Por Irradia Noticias

Un país que algo tiene y que necesita acciones.

La narrativa oficial frente a la violencia nacional parece haber llegado a su punto de inflexión. Por años, la retórica de culpar al pasado ha servido como válvula de escape para justificar los fracasos presentes. Sin embargo, esa estrategia retórica, que alguna vez resultó eficaz para movilizar simpatías, hoy se enfrenta a su mayor enemigo: la realidad cotidiana de la inseguridad.

El discurso de la Cuarta Transformación, construido sobre la idea de corregir los errores de los gobiernos anteriores, empieza a evidenciar signos de agotamiento. No sólo porque los ciudadanos ya no encuentran consuelo en los señalamientos hacia Calderón, Peña Nieto o García Luna, sino porque el drama actual —hecho de asesinatos, extorsiones y miedo— ocurre bajo la mirada de un nuevo gobierno que ya va para una década en el poder.

Las palabras de la presidenta Sheinbaum en torno a la crisis de Michoacán reflejan el desgaste de un lenguaje que busca más persuadir o enmascarar, que resolver. Las frases de manual y los argumentos circulares ya no alcanzan para tranquilizar a una sociedad que ha perdido la fe en las promesas de paz. Los hechos recientes, como el atentado contra el alcalde de Uruapan, no sólo retratan la magnitud del problema, sino también la incapacidad del Estado para garantizar la seguridad más elemental.
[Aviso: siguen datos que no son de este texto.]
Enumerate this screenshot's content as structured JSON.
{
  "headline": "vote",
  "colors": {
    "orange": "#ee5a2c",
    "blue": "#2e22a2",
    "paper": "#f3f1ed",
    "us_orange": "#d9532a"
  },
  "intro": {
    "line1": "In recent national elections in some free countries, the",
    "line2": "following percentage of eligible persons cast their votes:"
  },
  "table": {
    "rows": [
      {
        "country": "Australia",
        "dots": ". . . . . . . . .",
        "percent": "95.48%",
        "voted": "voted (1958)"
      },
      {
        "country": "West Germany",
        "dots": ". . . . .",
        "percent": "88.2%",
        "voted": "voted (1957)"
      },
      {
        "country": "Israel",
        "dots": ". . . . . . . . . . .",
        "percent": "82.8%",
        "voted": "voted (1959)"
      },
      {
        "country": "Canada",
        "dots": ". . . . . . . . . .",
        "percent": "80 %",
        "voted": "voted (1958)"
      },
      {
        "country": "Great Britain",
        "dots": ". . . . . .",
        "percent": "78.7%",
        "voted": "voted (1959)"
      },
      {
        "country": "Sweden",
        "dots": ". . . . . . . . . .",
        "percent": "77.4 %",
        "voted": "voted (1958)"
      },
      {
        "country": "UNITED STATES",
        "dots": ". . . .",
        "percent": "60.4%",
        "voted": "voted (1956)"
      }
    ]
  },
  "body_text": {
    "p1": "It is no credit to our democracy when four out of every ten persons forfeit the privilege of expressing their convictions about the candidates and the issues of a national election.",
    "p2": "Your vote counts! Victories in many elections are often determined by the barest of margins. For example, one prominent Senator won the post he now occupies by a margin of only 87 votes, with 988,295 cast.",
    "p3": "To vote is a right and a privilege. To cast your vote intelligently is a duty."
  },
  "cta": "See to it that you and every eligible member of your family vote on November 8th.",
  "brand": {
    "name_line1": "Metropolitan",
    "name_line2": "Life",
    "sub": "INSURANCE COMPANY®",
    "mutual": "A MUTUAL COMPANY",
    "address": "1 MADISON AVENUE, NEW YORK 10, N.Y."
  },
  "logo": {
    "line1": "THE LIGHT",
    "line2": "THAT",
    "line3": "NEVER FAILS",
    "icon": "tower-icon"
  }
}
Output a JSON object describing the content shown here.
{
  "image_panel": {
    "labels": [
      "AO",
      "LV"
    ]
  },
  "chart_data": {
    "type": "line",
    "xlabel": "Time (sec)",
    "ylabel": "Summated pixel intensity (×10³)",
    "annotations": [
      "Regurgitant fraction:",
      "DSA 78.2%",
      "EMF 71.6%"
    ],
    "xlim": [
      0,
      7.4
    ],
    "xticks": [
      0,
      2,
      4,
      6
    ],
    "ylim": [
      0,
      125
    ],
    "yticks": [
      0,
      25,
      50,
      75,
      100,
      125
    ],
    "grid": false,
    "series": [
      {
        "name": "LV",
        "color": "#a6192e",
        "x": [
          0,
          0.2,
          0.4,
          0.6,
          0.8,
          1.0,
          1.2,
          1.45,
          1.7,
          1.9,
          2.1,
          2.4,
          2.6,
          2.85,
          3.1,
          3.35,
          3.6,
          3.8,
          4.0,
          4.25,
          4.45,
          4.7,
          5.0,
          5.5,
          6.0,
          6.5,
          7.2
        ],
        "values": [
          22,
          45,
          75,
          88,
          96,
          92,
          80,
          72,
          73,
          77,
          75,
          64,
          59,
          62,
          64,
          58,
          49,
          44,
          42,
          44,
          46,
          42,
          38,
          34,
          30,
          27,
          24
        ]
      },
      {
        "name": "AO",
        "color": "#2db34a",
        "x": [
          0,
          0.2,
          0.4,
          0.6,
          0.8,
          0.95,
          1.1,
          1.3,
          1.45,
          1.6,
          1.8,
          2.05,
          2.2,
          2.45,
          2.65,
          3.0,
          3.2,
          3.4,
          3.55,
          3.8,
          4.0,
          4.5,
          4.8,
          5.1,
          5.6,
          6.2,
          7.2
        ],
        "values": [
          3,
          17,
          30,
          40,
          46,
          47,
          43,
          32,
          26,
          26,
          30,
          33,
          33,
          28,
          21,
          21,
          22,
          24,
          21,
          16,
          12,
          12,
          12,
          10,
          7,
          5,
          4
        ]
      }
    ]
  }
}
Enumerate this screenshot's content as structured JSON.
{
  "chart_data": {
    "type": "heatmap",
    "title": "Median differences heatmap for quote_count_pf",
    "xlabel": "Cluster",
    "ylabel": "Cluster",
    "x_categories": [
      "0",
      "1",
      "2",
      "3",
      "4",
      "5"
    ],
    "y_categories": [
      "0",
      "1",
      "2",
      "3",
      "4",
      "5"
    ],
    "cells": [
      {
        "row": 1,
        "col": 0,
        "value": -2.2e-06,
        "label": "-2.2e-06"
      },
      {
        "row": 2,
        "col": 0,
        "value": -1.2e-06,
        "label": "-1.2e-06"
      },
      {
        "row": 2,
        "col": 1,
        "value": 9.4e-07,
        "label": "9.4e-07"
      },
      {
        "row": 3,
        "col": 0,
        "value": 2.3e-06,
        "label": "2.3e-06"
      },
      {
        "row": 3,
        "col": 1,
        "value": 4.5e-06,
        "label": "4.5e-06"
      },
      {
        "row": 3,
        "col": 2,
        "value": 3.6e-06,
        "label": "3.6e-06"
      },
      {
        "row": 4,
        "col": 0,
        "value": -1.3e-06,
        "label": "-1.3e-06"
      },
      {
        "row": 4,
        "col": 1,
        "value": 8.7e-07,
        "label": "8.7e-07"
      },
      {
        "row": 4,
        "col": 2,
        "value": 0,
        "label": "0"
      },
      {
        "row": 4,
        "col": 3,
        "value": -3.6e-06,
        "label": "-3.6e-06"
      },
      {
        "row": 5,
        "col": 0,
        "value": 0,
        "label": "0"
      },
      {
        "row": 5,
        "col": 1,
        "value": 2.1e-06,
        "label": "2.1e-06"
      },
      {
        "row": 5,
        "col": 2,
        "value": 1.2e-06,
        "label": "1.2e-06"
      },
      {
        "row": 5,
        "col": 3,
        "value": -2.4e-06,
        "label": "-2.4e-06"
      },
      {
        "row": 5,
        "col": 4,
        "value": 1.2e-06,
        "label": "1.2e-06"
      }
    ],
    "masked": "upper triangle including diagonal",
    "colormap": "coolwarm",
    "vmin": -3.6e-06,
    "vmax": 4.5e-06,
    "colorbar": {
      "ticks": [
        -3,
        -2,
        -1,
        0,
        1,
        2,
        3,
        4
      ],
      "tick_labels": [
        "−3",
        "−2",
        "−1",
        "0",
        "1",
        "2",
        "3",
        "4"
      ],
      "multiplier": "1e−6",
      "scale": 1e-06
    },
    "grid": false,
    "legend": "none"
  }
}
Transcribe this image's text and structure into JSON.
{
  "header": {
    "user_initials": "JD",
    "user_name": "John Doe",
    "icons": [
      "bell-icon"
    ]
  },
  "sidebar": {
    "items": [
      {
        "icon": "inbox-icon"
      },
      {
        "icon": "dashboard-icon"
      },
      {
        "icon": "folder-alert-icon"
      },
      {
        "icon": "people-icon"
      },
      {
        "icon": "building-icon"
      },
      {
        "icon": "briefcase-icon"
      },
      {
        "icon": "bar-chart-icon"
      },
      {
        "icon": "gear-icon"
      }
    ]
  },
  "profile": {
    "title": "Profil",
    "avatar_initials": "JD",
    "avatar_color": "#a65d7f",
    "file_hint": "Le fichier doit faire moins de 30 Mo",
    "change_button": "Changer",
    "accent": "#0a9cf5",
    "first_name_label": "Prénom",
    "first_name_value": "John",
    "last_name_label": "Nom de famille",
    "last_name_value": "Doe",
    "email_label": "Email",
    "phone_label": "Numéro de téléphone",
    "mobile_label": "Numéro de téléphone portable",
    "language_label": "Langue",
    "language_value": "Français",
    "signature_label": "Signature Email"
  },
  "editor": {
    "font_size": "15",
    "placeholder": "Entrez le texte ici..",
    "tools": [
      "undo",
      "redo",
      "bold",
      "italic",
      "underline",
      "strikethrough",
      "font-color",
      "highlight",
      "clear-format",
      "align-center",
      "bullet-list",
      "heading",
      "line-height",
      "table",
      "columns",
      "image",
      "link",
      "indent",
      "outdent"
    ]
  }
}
La comunicación política, por naturaleza, se sostiene en la credibilidad y la empatía. Cuando ambos pilares se fracturan, el discurso se vuelve ruido. Hoy, en regiones donde la gente vive bajo las reglas del crimen organizado, la narrativa oficial suena lejana, incluso ofensiva. Hablar de avances mientras se multiplican los muertos y las desapariciones, equivale a negar la experiencia colectiva del miedo.

La descalificación a los críticos o el uso electoral de la tragedia no reponen la confianza perdida. Lo que la sociedad demanda no son explicaciones ni culpables del pasado, sino resultados visibles: justicia, protección y liderazgo moral.

En conclusión, el gobierno enfrenta una disyuntiva inevitable: persistir en el relato de la herencia recibida o asumir, con todas sus consecuencias, la responsabilidad de gobernar el presente. Mientras no haya coherencia entre las palabras y los hechos, la esperanza de paz seguirá siendo un eslogan vacío, y el discurso oficial, una sombra que ya no persuade a nadie.